私は無事、洛山高校に合格し、現在赤司先輩率いる男子バスケットボール部のマネージャーとなることができた。

赤司先輩が卒業してから、私はひたすら勉強を頑張った。先輩も電話やメールをちょくちょくしてくれて、赤司先輩の声が聞けるたびにさらに勉強への意欲が高まった。

恋の力ってすごいなあ、とぼんやり思う。赤司先輩のためだったら、なんだってできそうな気がするし。

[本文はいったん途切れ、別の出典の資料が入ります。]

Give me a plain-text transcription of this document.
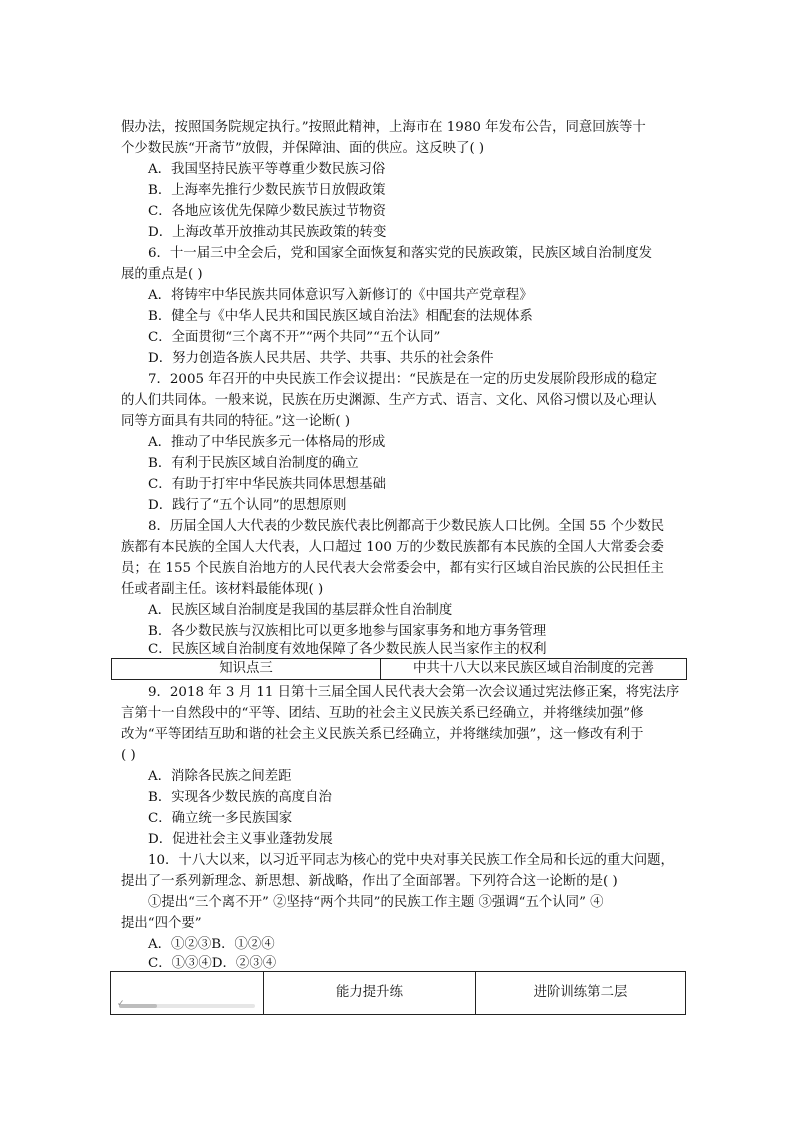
假办法，按照国务院规定执行。”按照此精神，上海市在 1980 年发布公告，同意回族等十
个少数民族“开斋节”放假，并保障油、面的供应。这反映了( )
A．我国坚持民族平等尊重少数民族习俗
B．上海率先推行少数民族节日放假政策
C．各地应该优先保障少数民族过节物资
D．上海改革开放推动其民族政策的转变
6．十一届三中全会后，党和国家全面恢复和落实党的民族政策，民族区域自治制度发
展的重点是( )
A．将铸牢中华民族共同体意识写入新修订的《中国共产党章程》
B．健全与《中华人民共和国民族区域自治法》相配套的法规体系
C．全面贯彻“三个离不开”“两个共同”“五个认同”
D．努力创造各族人民共居、共学、共事、共乐的社会条件
7．2005 年召开的中央民族工作会议提出：“民族是在一定的历史发展阶段形成的稳定
的人们共同体。一般来说，民族在历史渊源、生产方式、语言、文化、风俗习惯以及心理认
同等方面具有共同的特征。”这一论断( )
A．推动了中华民族多元一体格局的形成
B．有利于民族区域自治制度的确立
C．有助于打牢中华民族共同体思想基础
D．践行了“五个认同”的思想原则
8．历届全国人大代表的少数民族代表比例都高于少数民族人口比例。全国 55 个少数民
族都有本民族的全国人大代表，人口超过 100 万的少数民族都有本民族的全国人大常委会委
员；在 155 个民族自治地方的人民代表大会常委会中，都有实行区域自治民族的公民担任主
任或者副主任。该材料最能体现( )
A．民族区域自治制度是我国的基层群众性自治制度
B．各少数民族与汉族相比可以更多地参与国家事务和地方事务管理
C．民族区域自治制度有效地保障了各少数民族人民当家作主的权利
知识点三	中共十八大以来民族区域自治制度的完善
9．2018 年 3 月 11 日第十三届全国人民代表大会第一次会议通过宪法修正案，将宪法序
言第十一自然段中的“平等、团结、互助的社会主义民族关系已经确立，并将继续加强”修
改为“平等团结互助和谐的社会主义民族关系已经确立，并将继续加强”，这一修改有利于
( )
A．消除各民族之间差距
B．实现各少数民族的高度自治
C．确立统一多民族国家
D．促进社会主义事业蓬勃发展
10．十八大以来，以习近平同志为核心的党中央对事关民族工作全局和长远的重大问题，
提出了一系列新理念、新思想、新战略，作出了全面部署。下列符合这一论断的是( )
①提出“三个离不开” ②坚持“两个共同”的民族工作主题 ③强调“五个认同” ④
提出“四个要”
A．①②③B．①②④
C．①③④D．②③④
✓
能力提升练	进阶训练第二层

私の脳内はほとんど赤司先輩で占められているようなものだ。




今日も赤司先輩は一生懸命練習を頑張っている。

私は一緒に残って先輩の練習の手伝いをしていた。

赤司先輩はキセキの世代と呼ばれているだけあってもともとの素質がぴかぴか光っている。赤司先輩の全身からそんなのが見えるみたいだ。それをさらにぴっかぴかに光らせて勝利を得るために先輩は頑張っている。他の誰よりも練習して練習してとことん自分を追い込んで汗を滲ませ見ているこっちがもうやめてくださいって言いたくなるくらい。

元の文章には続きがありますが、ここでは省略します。